O jovem Rodrigo morreu após cinco dias internado no Hospital Jardim Cuiabá, na capital. Ele deu entrada no hospital com aneurisma cerebral.
O jovem já havia comunicado sua mãe sobre a conduta da oficial com ele. Rodrigo afirmara que ocorreram outros casos e que as sessões de afogamento eram comuns. Outros alunos que estiveram no curso confirmaram a perseguição da tenente com o então aluno.
Rodrigo, no dia da aula na Lagoa Trevisan, horas antes chegou a enviar uma mensagem no celular de sua mãe relatando que estava com medo da aula e de Izadora Ledur, que estava pressentindo que algo não acabaria bem naquela tarde. Desde então a família busca por justiça e luta pela condenação da tenente.
Outro lado
Desde a morte de Rodrigo, a tenente buscou afastar-se dos “holofotes” e não concedeu nenhum tipo de entrevista ou depoimento aos veículos de comunicação. Os advogados da oficial também buscam manter em sigilo a versão de sua cliente. Em sua única declaração a um veículo de comunicação de Mato Grosso, ela disse que não concede entrevistas, pois já foi “condenada e julgada” pela opinião pública.

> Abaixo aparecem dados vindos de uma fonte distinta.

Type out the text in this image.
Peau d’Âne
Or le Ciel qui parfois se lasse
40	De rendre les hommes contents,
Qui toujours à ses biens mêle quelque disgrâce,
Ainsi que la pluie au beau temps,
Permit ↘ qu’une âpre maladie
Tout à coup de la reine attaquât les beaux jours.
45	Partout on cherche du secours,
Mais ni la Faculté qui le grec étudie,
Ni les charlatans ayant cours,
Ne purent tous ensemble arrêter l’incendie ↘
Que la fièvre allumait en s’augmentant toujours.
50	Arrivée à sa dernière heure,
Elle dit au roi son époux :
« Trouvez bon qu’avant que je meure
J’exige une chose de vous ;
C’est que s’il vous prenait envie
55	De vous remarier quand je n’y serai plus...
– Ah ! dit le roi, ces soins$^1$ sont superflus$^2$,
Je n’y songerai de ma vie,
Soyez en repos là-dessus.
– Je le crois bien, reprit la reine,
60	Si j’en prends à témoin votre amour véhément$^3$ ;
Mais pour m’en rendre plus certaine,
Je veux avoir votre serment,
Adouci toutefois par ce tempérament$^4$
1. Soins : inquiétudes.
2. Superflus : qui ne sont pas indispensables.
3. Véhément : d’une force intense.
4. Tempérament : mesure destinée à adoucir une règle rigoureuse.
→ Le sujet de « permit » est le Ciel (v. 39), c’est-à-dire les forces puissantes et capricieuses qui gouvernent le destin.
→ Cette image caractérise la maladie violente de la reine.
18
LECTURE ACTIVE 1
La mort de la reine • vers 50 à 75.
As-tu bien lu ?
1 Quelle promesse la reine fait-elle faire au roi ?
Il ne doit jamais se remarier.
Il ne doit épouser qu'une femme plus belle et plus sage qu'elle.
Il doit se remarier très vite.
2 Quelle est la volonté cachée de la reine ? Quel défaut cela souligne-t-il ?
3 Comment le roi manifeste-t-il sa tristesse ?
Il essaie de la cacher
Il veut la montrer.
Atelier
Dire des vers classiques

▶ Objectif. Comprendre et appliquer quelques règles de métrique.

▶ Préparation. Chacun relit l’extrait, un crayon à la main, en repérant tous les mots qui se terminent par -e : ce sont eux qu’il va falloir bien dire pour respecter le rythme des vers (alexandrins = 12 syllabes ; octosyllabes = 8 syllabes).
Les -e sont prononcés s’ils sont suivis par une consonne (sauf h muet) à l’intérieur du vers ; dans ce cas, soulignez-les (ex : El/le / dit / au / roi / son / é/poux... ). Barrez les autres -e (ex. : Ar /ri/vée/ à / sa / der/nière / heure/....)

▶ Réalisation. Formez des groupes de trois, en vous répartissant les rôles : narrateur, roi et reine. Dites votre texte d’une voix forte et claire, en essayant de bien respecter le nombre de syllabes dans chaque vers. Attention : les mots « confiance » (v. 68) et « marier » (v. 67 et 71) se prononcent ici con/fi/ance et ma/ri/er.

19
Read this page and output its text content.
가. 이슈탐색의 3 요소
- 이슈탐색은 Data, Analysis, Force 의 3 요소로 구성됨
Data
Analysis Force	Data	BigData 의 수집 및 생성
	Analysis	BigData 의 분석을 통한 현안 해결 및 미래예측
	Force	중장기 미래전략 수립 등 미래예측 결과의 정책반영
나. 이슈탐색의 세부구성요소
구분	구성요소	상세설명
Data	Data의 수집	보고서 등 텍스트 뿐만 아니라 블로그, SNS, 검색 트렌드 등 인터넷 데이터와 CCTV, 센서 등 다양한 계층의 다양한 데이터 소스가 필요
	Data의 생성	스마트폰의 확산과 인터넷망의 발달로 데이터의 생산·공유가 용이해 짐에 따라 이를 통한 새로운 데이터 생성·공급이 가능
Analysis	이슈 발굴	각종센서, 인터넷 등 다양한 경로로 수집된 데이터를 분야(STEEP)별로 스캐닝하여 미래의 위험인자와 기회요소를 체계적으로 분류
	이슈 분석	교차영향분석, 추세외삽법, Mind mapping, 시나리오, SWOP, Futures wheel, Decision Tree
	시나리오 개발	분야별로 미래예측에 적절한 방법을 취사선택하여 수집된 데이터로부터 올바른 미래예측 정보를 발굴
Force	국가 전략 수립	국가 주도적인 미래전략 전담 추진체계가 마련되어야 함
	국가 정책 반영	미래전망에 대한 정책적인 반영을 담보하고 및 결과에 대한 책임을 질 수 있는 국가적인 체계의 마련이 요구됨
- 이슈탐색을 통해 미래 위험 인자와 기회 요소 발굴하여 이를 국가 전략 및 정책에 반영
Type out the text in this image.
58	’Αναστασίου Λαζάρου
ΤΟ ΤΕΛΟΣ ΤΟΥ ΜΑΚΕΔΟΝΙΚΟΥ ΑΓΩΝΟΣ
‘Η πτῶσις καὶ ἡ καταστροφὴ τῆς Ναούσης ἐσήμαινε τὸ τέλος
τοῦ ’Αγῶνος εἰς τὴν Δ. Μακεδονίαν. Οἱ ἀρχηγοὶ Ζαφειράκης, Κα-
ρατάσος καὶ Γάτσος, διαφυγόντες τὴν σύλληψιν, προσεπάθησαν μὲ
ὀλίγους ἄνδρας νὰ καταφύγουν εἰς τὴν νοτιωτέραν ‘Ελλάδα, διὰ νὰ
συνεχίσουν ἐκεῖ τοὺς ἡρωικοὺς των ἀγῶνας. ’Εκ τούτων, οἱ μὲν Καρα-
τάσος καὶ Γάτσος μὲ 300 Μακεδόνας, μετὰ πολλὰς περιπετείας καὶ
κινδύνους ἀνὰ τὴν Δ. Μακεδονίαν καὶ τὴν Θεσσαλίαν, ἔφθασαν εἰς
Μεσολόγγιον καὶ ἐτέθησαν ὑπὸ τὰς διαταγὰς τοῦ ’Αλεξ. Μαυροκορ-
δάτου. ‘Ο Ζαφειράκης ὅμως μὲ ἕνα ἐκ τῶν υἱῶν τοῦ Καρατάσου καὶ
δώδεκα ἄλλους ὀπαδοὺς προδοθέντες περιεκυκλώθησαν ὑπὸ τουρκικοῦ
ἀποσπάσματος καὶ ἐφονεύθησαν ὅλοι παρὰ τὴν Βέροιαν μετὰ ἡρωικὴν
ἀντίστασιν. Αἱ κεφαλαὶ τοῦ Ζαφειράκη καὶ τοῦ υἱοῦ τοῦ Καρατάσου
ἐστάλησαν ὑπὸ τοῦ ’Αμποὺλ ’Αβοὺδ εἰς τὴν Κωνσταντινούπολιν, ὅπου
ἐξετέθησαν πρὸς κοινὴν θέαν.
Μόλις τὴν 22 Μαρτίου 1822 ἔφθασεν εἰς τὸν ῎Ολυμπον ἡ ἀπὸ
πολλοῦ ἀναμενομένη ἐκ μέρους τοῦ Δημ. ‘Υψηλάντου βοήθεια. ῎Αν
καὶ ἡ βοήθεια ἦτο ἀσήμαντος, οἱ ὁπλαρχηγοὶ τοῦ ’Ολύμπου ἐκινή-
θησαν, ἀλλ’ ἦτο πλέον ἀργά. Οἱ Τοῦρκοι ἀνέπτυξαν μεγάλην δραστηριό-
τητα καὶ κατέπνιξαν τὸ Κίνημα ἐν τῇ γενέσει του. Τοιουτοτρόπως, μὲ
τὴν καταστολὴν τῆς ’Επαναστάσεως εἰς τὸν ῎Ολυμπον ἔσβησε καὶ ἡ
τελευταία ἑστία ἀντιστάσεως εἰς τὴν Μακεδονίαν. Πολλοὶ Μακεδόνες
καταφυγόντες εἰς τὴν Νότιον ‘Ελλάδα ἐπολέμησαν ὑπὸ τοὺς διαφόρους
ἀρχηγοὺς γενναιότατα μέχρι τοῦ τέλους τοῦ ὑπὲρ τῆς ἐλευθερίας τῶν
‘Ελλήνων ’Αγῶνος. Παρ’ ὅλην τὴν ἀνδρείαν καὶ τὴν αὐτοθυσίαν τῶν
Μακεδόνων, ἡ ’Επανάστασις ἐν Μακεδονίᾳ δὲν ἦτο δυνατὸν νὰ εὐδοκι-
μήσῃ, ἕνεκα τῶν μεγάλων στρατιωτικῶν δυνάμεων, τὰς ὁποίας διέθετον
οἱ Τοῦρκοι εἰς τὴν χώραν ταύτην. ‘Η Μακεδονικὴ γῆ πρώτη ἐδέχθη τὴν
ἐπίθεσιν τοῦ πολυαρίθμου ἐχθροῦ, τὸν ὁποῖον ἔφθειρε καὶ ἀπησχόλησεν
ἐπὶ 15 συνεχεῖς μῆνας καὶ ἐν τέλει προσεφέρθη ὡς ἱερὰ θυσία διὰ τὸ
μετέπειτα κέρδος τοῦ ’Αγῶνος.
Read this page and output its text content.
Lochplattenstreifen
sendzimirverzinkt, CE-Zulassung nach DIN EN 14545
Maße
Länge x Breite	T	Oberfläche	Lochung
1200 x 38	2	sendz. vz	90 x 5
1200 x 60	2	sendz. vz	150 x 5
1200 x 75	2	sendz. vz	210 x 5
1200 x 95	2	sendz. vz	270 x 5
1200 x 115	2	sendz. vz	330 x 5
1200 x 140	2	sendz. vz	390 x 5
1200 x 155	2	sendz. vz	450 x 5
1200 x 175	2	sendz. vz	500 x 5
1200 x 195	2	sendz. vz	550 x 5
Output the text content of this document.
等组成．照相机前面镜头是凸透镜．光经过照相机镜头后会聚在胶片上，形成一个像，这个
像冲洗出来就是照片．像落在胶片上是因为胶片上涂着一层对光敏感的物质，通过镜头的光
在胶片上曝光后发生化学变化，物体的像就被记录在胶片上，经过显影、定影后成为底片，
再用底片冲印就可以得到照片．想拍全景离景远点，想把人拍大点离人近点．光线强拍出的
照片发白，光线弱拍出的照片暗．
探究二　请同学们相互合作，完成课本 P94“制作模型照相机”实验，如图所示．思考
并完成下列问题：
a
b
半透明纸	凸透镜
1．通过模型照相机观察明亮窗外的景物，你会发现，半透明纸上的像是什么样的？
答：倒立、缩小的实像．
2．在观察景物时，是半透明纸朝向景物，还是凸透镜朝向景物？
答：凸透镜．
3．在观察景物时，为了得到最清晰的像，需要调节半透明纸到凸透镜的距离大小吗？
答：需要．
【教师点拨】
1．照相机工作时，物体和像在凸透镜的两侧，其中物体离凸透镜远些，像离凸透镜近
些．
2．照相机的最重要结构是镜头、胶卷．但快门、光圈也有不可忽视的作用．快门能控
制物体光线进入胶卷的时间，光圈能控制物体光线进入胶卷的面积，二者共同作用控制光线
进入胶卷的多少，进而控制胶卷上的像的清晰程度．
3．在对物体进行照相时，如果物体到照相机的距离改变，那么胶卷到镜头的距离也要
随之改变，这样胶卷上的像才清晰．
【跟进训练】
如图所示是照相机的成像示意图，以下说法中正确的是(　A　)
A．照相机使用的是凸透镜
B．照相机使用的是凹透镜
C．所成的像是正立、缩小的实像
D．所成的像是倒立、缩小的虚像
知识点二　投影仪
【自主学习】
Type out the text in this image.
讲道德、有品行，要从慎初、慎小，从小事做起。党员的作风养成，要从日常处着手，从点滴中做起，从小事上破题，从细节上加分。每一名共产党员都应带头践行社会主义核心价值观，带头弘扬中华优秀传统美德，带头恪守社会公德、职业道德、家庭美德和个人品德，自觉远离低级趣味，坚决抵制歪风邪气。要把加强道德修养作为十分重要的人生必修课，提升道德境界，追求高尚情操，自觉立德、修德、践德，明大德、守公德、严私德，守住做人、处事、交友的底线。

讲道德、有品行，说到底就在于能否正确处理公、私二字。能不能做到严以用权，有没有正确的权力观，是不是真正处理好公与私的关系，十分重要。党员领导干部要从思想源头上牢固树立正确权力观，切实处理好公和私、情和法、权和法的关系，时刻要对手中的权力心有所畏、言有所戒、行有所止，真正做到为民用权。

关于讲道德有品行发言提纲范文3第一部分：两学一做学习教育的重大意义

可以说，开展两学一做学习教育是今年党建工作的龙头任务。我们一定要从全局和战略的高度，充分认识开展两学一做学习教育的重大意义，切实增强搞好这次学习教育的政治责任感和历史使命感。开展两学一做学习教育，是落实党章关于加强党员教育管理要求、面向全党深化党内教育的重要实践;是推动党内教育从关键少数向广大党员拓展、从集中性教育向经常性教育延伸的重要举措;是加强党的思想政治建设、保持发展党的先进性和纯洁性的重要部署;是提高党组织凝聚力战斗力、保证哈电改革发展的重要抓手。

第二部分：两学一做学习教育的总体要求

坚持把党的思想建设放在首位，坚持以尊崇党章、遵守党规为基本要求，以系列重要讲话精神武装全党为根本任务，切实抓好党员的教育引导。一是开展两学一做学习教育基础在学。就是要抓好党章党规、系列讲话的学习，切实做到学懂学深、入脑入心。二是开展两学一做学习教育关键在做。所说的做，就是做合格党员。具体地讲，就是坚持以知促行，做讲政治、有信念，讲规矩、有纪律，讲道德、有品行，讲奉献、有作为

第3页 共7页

A tenente do Corpo de Bombeiros, mesmo afastada das atividades por conta dos atestados, continua recebendo o seu salário integralmente, hoje no valor de R$ 13.299,00.
A Associação dos Oficiais da Polícia e Bombeiro Militar de Mato Grosso (Assof-MT) informa que todos os atestados médicos foram necessários, pois a tenente estaria muito abalada psicologicamente com o caso e também o tratamento de saúde seria necessário.
Em agosto de 2016, a Assof chegou a encaminhar uma nota à imprensa alegando que a tenente não seria culpada pela morte de Rodrigo e que seu julgamento pela sociedade era algo desnecessário.
“Nos últimos meses temos acompanhado uma verdadeira condenação em praça pública da tenente BM Izadora Ledur, com matérias e comentários tendenciosos que tentam convencer a opinião pública de que a oficial teria relação com a morte do aluno soldado Rodrigo Claro”, dizia trecho da nota assinada pelo presidente da Assof, tenente-coronel Wanderson Nunes de Siqueira.